Improving Safety at Exotic Animal Facilities

Improving Safety at Exotic Animal Facilities

Wednesday, June 1, 2022

Coming into close contact with wild animals, even in what appears to be a controlled situation, can be dangerous. Many people visit animal facilities to get a one-of-a-kind and up-close experience with a tiger or lion cub. However, this can pose a threat to the animals and humans involved.

According to the Humane Society of the United States, the greatest risk of fatal attacks and injuries in the U.S. from exotic animals occurs within unaccredited facilities such as roadside zoos, traveling zoos and pseudo-sanctuaries.

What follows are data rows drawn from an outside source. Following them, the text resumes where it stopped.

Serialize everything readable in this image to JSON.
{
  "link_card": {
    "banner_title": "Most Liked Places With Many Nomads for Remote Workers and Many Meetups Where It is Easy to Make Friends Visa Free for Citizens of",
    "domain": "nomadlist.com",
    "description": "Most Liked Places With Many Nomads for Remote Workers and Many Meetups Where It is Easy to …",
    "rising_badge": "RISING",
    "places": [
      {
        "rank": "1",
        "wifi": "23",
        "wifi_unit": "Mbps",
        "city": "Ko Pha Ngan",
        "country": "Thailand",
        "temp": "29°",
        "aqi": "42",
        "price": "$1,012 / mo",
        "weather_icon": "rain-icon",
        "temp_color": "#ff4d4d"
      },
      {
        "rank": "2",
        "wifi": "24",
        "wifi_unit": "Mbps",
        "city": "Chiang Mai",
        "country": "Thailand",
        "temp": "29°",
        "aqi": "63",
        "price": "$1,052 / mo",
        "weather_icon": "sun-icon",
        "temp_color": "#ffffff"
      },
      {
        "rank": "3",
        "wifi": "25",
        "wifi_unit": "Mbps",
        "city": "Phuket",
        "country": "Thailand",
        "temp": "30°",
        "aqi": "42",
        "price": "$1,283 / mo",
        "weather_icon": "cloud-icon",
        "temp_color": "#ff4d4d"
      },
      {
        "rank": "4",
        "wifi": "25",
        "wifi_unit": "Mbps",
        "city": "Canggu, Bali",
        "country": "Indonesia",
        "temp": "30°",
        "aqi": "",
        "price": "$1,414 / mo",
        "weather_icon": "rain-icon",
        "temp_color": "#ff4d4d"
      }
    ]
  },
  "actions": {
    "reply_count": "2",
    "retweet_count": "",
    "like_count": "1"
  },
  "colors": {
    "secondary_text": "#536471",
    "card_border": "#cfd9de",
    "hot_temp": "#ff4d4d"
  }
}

House Enrolled Act 1248 prohibits owners of certain animals – specifically exotic big cats and bears – from allowing the public to come into direct contact or proximity to them. This will discontinue the practice of "cub petting," where the public holds and takes photos with baby animals. Examples of these animals include lions, tigers, leopards, snow leopards, jaguars, mountain lions and bears.

The law requires a person that owns an exotic animal to have a commercial animal dealer, breeder or exhibitor's license issued by the United States Department of Agriculture.

HEA 1248 is essential to promote responsible ownership of exotic animals and eliminate possible dangerous situations concerning animal welfare and public safety.